Bericht | Halloween in Russland

(Red.) Während auch in der Schweiz aktiv der Russenhass betrieben und gefördert wird – das Schweizer Radio zum Beispiel mit einem Tagesgespräch mit der deutschen Russenhasserin Katja Gloger, die NZZ mit einem weiteren Gastbeitrag von Andrew Chakhoyan oder die Universität Zürich mit einem Vortrag des Putinhassers Andrey Illarionov, um nur drei Beispiele zu erwähnen – versucht Globalbridge als der Unabhängigkeit und der Ehrlichkeit verpflichtetes Medium sowohl auf kulturelle Gemeinsamkeiten als auch auf kulturelle Unterschiede zwischen uns Westlern und Russland hinzuweisen. Unser Vertrauensmann in Russland, Stefano di Lorenzo, hat als Beispiel den Umgang mit Halloween genauer angeschaut. (cm)

Halloween mag vielen als Triviales und Infantiles erscheinen. Aber als kultureller Import und Symbol der von Amerika vorangetriebenen Globalisierung kann Halloween auch ein paar interessante Dinge über eine Gesellschaft erzählen. In der kollektiven Vorstellung ist Halloween ein unverkennbar amerikanisiertes Ritual: Plastikkürbisse auf Veranden, schwarze Kostüme, Kinder, die Süßigkeiten sammeln, Horrorfilme und ein saisonaler Handel, der den Oktober bestimmt. Während sich Halloween langsam in vielen europäischen Ländern fest etabliert hat, ist es kein Fest, das man in Russland erwarten würde. Vor allem nicht in Zeiten des Krieges. Das heutige Russland wird oft als kulturell geschlossenes, national autarkes, ja sogar nationalistisches Staatswesen dargestellt — misstrauisch gegenüber der Soft Power des Westens und bestrebt, seine einzigartigen, traditionellen Werte zu verteidigen. Es ist ein Bild, das viel patriotische Rhetorik in Russland widerspiegelt und verstärkt, insbesondere in den letzten vier Jahren.

Doch in den meisten der drei Jahrzehnte nach dem Zusammenbruch der Sowjetunion träumten viele Russen von einer kulturellen Integration mit dem Westen. Russland war einer der Orte, an denen die westliche Popkultur schnell und tiefgreifend Einzug hielt. Halloween wurde in Russland auch zu einem dieser sichtbaren Zeichen.
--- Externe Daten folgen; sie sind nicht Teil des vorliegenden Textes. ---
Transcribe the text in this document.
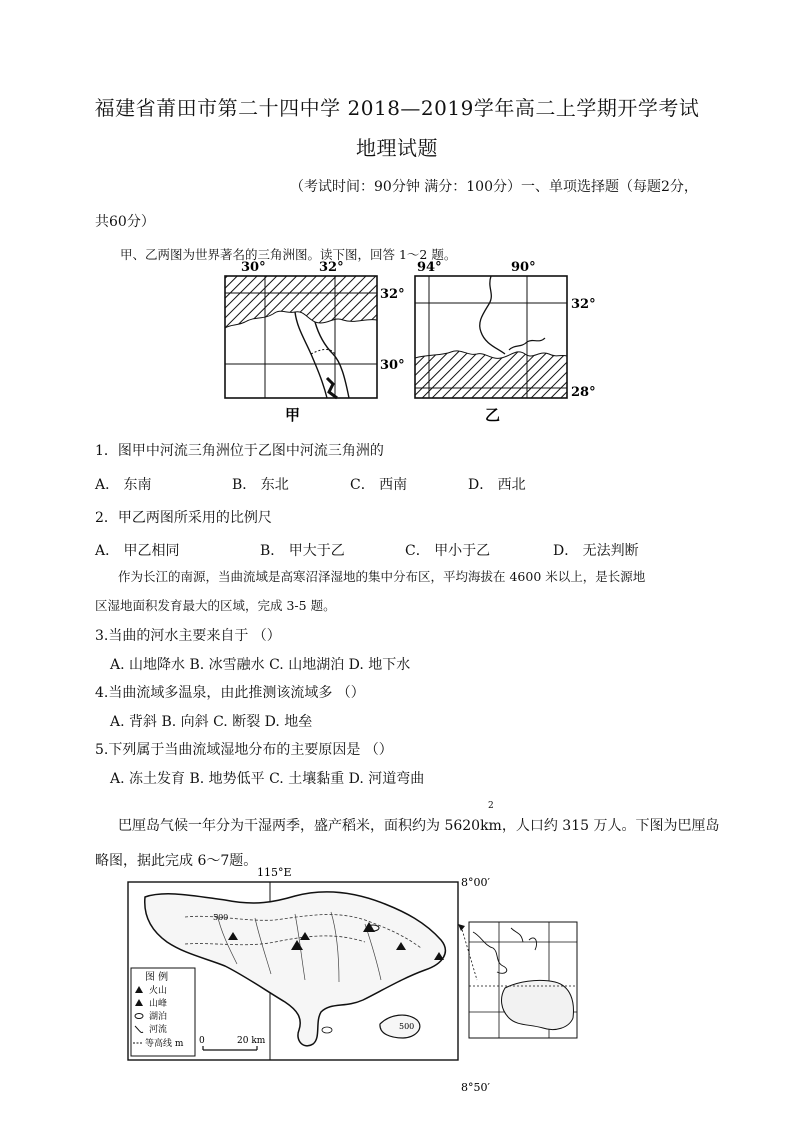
福建省莆田市第二十四中学 2018—2019学年高二上学期开学考试
地理试题
（考试时间：90分钟 满分：100分）一、单项选择题（每题2分，
共60分）
甲、乙两图为世界著名的三角洲图。读下图，回答 1～2 题。
30°	32°
32°
30°
甲
94°	90°
32°
28°
乙
1．图甲中河流三角洲位于乙图中河流三角洲的
A． 东南	B． 东北	C． 西南	D． 西北
2．甲乙两图所采用的比例尺
A． 甲乙相同	B． 甲大于乙	C． 甲小于乙	D． 无法判断
作为长江的南源，当曲流域是高寒沼泽湿地的集中分布区，平均海拔在 4600 米以上，是长源地
区湿地面积发育最大的区域，完成 3-5 题。
3.当曲的河水主要来自于 （）
A. 山地降水 B. 冰雪融水 C. 山地湖泊 D. 地下水
4.当曲流域多温泉，由此推测该流域多 （）
A. 背斜 B. 向斜 C. 断裂 D. 地垒
5.下列属于当曲流域湿地分布的主要原因是 （）
A. 冻土发育 B. 地势低平 C. 土壤黏重 D. 河道弯曲
2
巴厘岛气候一年分为干湿两季，盛产稻米，面积约为 5620km，人口约 315 万人。下图为巴厘岛
略图，据此完成 6～7题。
500
500
115°E
8°00′
8°50′
图 例
火山
山峰
湖泊
河流
等高线 m 0	20 km
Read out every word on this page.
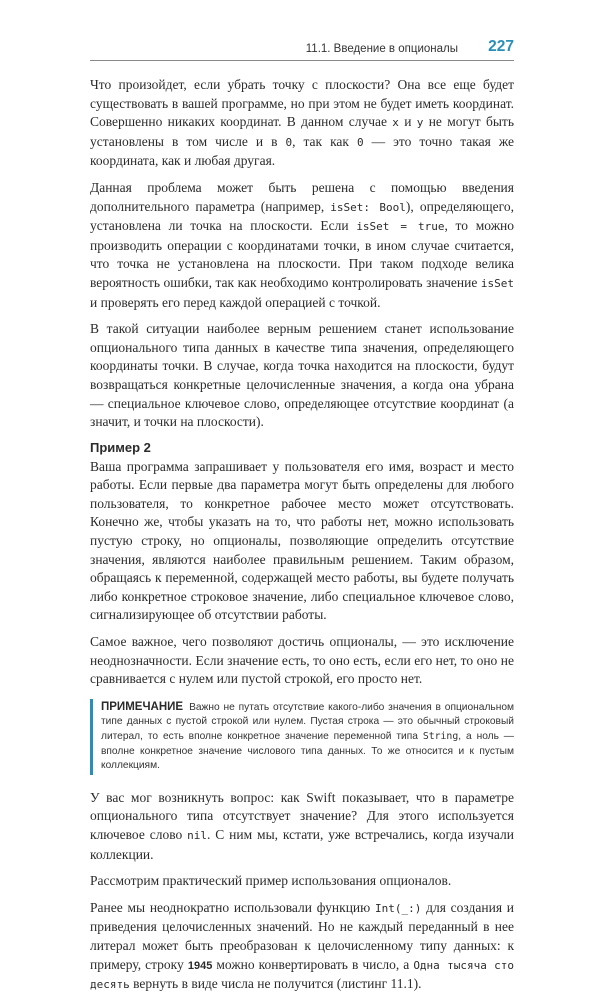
11.1. Введение в опционалы 227

Что произойдет, если убрать точку с плоскости? Она все еще будет существовать в вашей программе, но при этом не будет иметь координат. Совершенно никаких координат. В данном случае x и y не могут быть установлены в том числе и в 0, так как 0 — это точно такая же координата, как и любая другая.

Данная проблема может быть решена с помощью введения дополнительного параметра (например, isSet: Bool), определяющего, установлена ли точка на плоскости. Если isSet = true, то можно производить операции с координатами точки, в ином случае считается, что точка не установлена на плоскости. При таком подходе велика вероятность ошибки, так как необходимо контролировать значение isSet и проверять его перед каждой операцией с точкой.

В такой ситуации наиболее верным решением станет использование опционального типа данных в качестве типа значения, определяющего координаты точки. В случае, когда точка находится на плоскости, будут возвращаться конкретные целочисленные значения, а когда она убрана — специальное ключевое слово, определяющее отсутствие координат (а значит, и точки на плоскости).

Пример 2

Ваша программа запрашивает у пользователя его имя, возраст и место работы. Если первые два параметра могут быть определены для любого пользователя, то конкретное рабочее место может отсутствовать. Конечно же, чтобы указать на то, что работы нет, можно использовать пустую строку, но опционалы, позволяющие определить отсутствие значения, являются наиболее правильным решением. Таким образом, обращаясь к переменной, содержащей место работы, вы будете получать либо конкретное строковое значение, либо специальное ключевое слово, сигнализирующее об отсутствии работы.

Самое важное, чего позволяют достичь опционалы, — это исключение неоднозначности. Если значение есть, то оно есть, если его нет, то оно не сравнивается с нулем или пустой строкой, его просто нет.

ПРИМЕЧАНИЕ Важно не путать отсутствие какого-либо значения в опциональном типе данных с пустой строкой или нулем. Пустая строка — это обычный строковый литерал, то есть вполне конкретное значение переменной типа String, а ноль — вполне конкретное значение числового типа данных. То же относится и к пустым коллекциям.

У вас мог возникнуть вопрос: как Swift показывает, что в параметре опционального типа отсутствует значение? Для этого используется ключевое слово nil. С ним мы, кстати, уже встречались, когда изучали коллекции.

Рассмотрим практический пример использования опционалов.

Ранее мы неоднократно использовали функцию Int(_:) для создания и приведения целочисленных значений. Но не каждый переданный в нее литерал может быть преобразован к целочисленному типу данных: к примеру, строку 1945 можно конвертировать в число, а Одна тысяча сто десять вернуть в виде числа не получится (листинг 11.1).
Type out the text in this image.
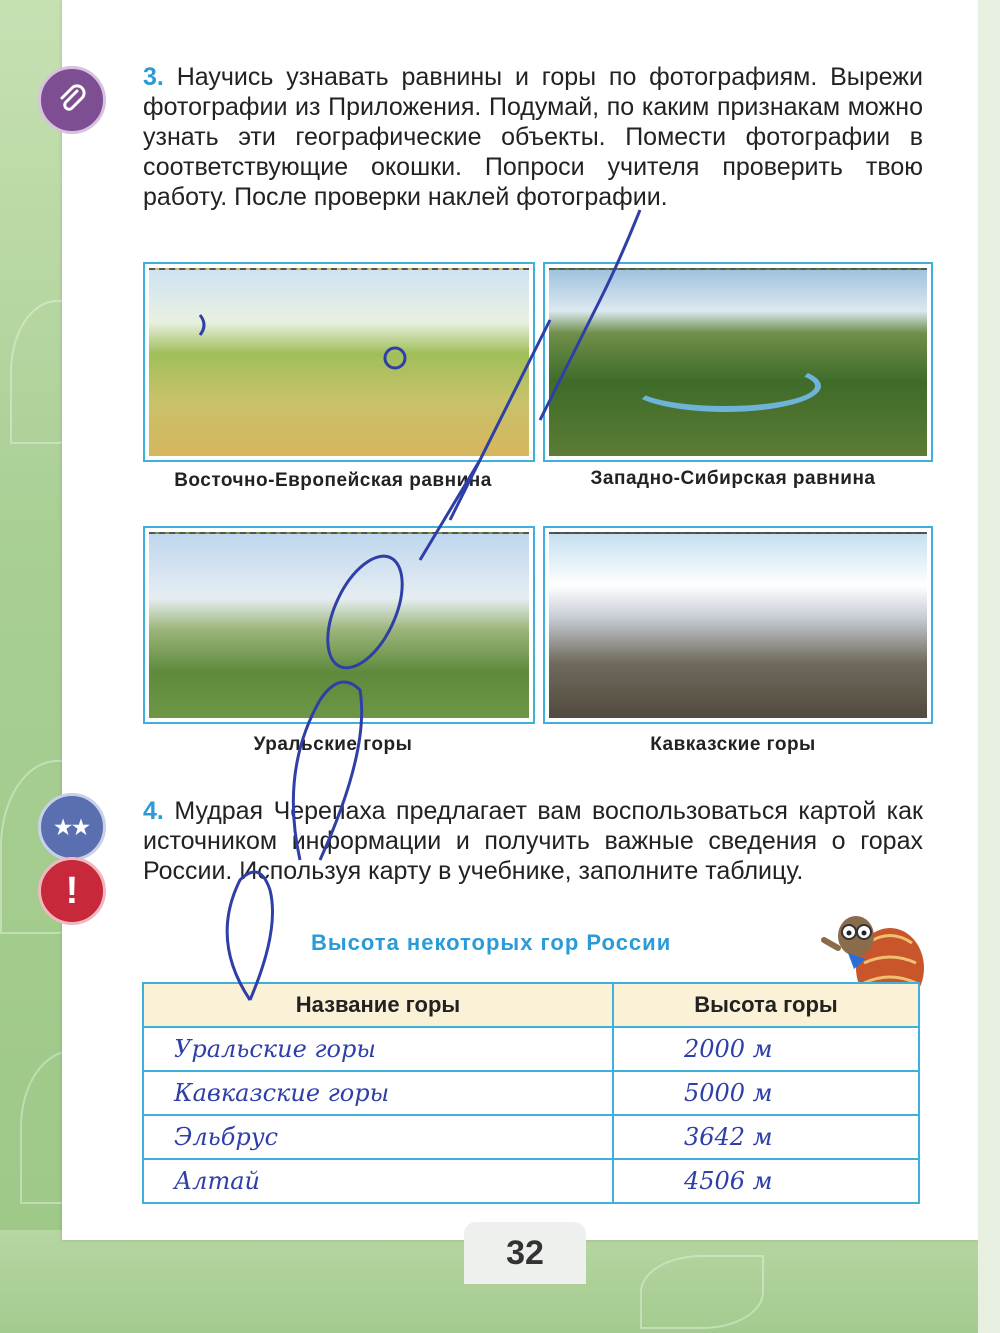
★★
!
3. Научись узнавать равнины и горы по фотографиям. Вырежи фотографии из Приложения. Подумай, по каким признакам можно узнать эти географические объекты. Помести фотографии в соответствующие окошки. Попроси учителя проверить твою работу. После проверки наклей фотографии.
Восточно-Европейская равнина	Западно-Сибирская равнина
Уральские горы	Кавказские горы
4. Мудрая Черепаха предлагает вам воспользоваться картой как источником информации и получить важные сведения о горах России. Используя карту в учебнике, заполните таблицу.
Высота некоторых гор России
Название горы	Высота горы
Уральские горы	2000 м
Кавказские горы	5000 м
Эльбрус	3642 м
Алтай	4506 м
32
In den letzten Jahren stieß diese Übernahme auf Widerstand von religiösen und politischen Akteuren, die Vorschläge zur Einschränkung oder sogar zum Verbot der Feierlichkeiten vorbrachten. Dieser Kontrast verdeutlicht die Spannungen zwischen Offenheit und Verschlossenheit im postsowjetischen Russland und zwischen Kultur als gelebter Praxis.

Wie Halloween nach Russland kam

Halloween kam nicht als Export von oben nach unten nach Russland, sondern als Konsumphänomen. In den 1990er und frühen 2000er Jahren, als westliche Fernsehsendungen, Filme, Musik und Konsumgüter den russischen Markt überschwemmten, wurden die üblichen Symbole und Rituale westlicher Feiertage in den städtischen Zentren sichtbar: Kostümpartys in Clubs, Themenabende in Bars, Dekorationen in Ladenketten. Diese Verbreitung war Teil einer umfassenderen kulturellen Integration — das russische Publikum konsumierte eifrig Hollywood-Horrorfilme, amerikanische Fernsehserien, Popmusik und westliche Kinderprogramme —, sodass die Bilder und Bräuche von Halloween leicht verständlich und übertragbar waren. Die Motive des Feiertags waren besonders attraktiv für die städtische Jugend und das Nachtleben. 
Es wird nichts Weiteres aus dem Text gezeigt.